There were, of course, some things that I just couldn't relate to. Like a piece titled something like "Large Red Slab" that was -- you guessed it -- a large, red slab. And some sort of video that included sound effects and dialogue from Star Trek with footage of the artist, a young kid and some old guy on a moonscape set. The old guy was lip synching to a female voice. The whole thing reminded me of a Sprockets skit. I guess these would be like the Achel Trappist Extras of the art world.

The lesson, if any, is probably that art is subjective. There's nothing wrong with working that part of your brain once in a while and wrestling with what makes something "good" or "bad." The exercise has value regardless of your conclusion. Unless, of course, it makes you miss the UEFA Champions League final...
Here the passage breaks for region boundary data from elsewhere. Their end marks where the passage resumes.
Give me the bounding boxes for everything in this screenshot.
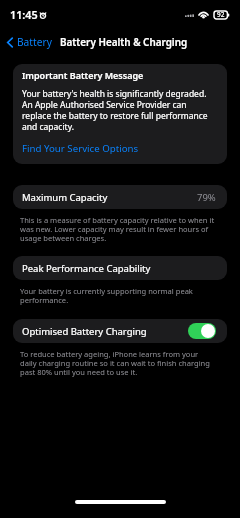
button[interactable]: Battery: [0, 32, 58, 52]
button[interactable]: Peak Performance Capability: [13, 256, 227, 280]
staticText: 79%: [197, 191, 216, 204]
button[interactable]: Optimised Battery Charging: [13, 319, 227, 343]
staticText: Optimised Battery Charging: [22, 325, 147, 338]
staticText: Maximum Capacity: [22, 191, 108, 204]
staticText: Your battery's health is significantly d…: [22, 88, 212, 132]
staticText: 11:45: [10, 7, 38, 22]
staticText: 92: [217, 10, 225, 19]
button[interactable]: Maximum Capacity: [13, 185, 227, 209]
staticText: Peak Performance Capability: [22, 262, 151, 275]
staticText: Important Battery Message: [22, 69, 144, 81]
staticText: Your battery is currently supporting nor…: [20, 286, 215, 305]
staticText: Battery: [17, 35, 52, 49]
staticText: To reduce battery ageing, iPhone learns …: [20, 349, 215, 377]
button[interactable]: Find Your Service Options: [22, 142, 139, 155]
button[interactable]: Optimised Battery Charging toggle: [188, 323, 216, 339]
staticText: Battery Health & Charging: [60, 35, 188, 48]
staticText: This is a measure of battery capacity re…: [20, 215, 215, 243]
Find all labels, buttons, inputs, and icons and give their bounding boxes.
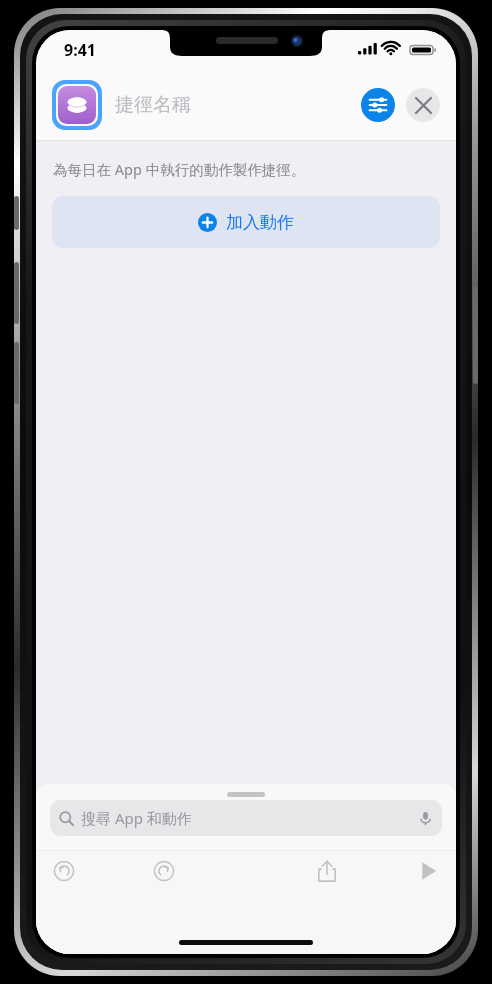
button[interactable]: 加入動作 xyxy=(52,196,440,248)
staticText: 為每日在 App 中執行的動作製作捷徑。 xyxy=(53,159,306,179)
staticText: 加入動作 xyxy=(226,212,294,233)
button[interactable]: 捷徑圖像 xyxy=(52,80,102,130)
button[interactable]: 捷徑名稱 xyxy=(115,93,361,117)
button[interactable]: 分享 xyxy=(311,855,343,887)
other: 語音輸入 xyxy=(418,811,433,826)
button[interactable]: 播放 xyxy=(412,855,444,887)
staticText: 搜尋 App 和動作 xyxy=(81,808,418,828)
button[interactable]: 重做 xyxy=(148,855,180,887)
button[interactable]: 還原 xyxy=(48,855,80,887)
button[interactable]: 關閉 xyxy=(406,88,440,122)
button[interactable]: 搜尋 App 和動作 xyxy=(50,800,442,836)
staticText: 9:41 xyxy=(64,39,96,61)
button[interactable]: 詳細資料 xyxy=(361,88,395,122)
Yes, I'm still bitter about that.


Danh said...

Me and my girlfriend were just talking about you tonight! I hope you keep this blog up and going, it is a great way to keep everybody up to speed with you. I hope you will get to do all the things you want to do outside of the office and when you head back to Texas, let me know.

SteveHarbula said...

Thanks for checking in, AO! Seriously, though -- you and your girlfriend need to find better stuff to talk about. ;)

When I find myself back in the Lone Star State I'll let you know. At the latest, it should be Austin next March for SXSW.